After two years of confinement at the Coos County Jail in West Stewartstown, and three denials of a bail hearing by Coos County Superior Court Justice Peter Bornstein, 25-year-old Volodymyr Zhukovskyy is hoping the New Hampshire Supreme Court will order a hearing on whether he has to remain in preventive detention for allegedly causing the deaths of the so-called “Fallen 7” motorcyclists following a collision in Bartlett.
Chief Appellate Defender Christopher Johnson said Zhukovskyy’s trial is set for early December, meaning he faces another six months in detention after having already spent two years in jail. The Supreme Court has scheduled oral arguments for June 29.

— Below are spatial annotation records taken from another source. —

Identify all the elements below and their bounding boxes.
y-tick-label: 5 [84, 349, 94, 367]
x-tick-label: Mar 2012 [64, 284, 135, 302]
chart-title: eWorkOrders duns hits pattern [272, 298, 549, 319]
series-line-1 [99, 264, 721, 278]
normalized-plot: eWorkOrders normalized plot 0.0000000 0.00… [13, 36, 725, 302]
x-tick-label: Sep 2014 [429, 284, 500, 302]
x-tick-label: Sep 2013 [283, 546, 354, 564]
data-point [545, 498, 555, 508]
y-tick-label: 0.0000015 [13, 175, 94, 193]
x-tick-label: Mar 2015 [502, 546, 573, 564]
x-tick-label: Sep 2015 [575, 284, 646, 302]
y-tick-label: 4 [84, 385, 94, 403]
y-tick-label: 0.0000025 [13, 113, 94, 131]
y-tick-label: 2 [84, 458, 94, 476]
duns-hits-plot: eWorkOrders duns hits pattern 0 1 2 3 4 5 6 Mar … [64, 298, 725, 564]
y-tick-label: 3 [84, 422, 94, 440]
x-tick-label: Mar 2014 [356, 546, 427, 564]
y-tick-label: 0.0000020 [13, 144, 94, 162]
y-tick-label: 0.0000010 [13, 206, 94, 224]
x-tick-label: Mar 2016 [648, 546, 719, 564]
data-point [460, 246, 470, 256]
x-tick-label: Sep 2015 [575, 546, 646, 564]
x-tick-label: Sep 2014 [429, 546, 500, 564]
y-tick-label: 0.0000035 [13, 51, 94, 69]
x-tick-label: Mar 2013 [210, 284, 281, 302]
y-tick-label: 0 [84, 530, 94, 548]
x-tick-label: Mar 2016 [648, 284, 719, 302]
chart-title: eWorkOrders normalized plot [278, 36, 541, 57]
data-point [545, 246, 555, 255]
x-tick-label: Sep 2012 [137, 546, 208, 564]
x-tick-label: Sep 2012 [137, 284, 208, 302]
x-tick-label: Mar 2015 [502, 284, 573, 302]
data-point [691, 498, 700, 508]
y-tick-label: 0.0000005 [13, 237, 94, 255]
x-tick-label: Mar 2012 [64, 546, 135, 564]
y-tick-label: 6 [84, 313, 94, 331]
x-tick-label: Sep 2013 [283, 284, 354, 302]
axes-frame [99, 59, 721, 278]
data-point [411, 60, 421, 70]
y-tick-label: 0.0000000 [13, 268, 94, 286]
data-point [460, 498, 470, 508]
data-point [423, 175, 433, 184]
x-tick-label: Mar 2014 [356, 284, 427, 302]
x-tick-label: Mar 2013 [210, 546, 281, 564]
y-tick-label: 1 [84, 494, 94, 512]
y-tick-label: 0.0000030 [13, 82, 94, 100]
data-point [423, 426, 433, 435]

Johnson said the state can hold a person who is charged with a crime in preventive detention, without bail, “only if the court determines by clear and convincing evidence that release will endanger the safety of that person or the public.” Johnson said his client is entitled to an evidentiary hearing to determine whether the evidence supports Zhukovskyy remaining in preventive detention.
Senate Backs R&D
The United States Senate adopted a $250 billion bipartisan bill to expand federally financed research and development efforts on Tuesday, in response to China’s aggressive investments in science. The proposal commits more than $50 billion in immediate funding to U.S. businesses that manufacture computer chips for consumer and military devices. Currently China is the main source of the microchips.
The money may not immediately ease the supply crunch, experts say, but Andy Halataei, the executive vice-president of government affairs at the Information Technology Industry Council, called it “a long-term solution.”
The New York Times reported that federal spending on research and development between the 1950s and the 1970s equaled at least 1 percent of the nation’s gross domestic product, peaking above 2 percent in the 1960s. “The government made these R. & D. investments because the private sector often did not do so on its own. The investments involved basic science and early commercial development, which tend to be unprofitable for any single company. But the returns for society can be enormous,” wrote the authors of “The Morning,” the Times’ daily newsletter. Those “returns” included jet airplanes, satellites, semiconductors, the internet, MRIs, and lifesaving drugs.
Today, with sentiment having shifted away from government’s role in scientific research, the federal government spends less than 0.7 percent of GDP on R&D. The new bill would lift annual R&D spending between 0.05 percent and 0.2 percent of G.D.P. While some critics argue that the sum is unacceptably small, The Economist magazine has called the bill “a down payment on innovation in America.”
China, meanwhile, is leading the world in both absolute terms and as a share of GDP. It has been spending about 1.3 percent of its GDP for research and development, helping to support several major industries there and raising alarm both here and abroad.
Corrected Information
Yesterday’s discussion at the News Café included a report about the international coalition of law enforcement officials who used an FBI-controlled encrypted messaging app to eavesdrop on criminals around the world. The information led to the arrests of alleged drug syndicates, contract killers, and weapons dealers in several countries, after they openly discussed drug deals and swapped photos of their methods of concealing drugs. The News Café incorrectly listed computer hackers as being among the targeted criminals.
A detailed article in the Washington Post provided a clearer picture of the effort that combined the efforts of the FBI, Australian police, and a several European law enforcement agencies to tap into the conversations of criminal networks.
The three-year effort was “one of the largest and most sophisticated law enforcement operations to date in the fight against encrypted criminal activities,” said Jean-Philippe Lecouffe, the deputy executive director for operations of Europol, the agency that coordinates police activity among the 27 European Union countries. The global operation, known as Special Operation Ironside in Australia and Trojan Shield in the United States and Europe, allegedly led to the exposure of criminals linked to South American drug cartels, triad groups in Asia, and criminal syndicates based in the Middle East and Europe. A total of 17 countries took part in the effort.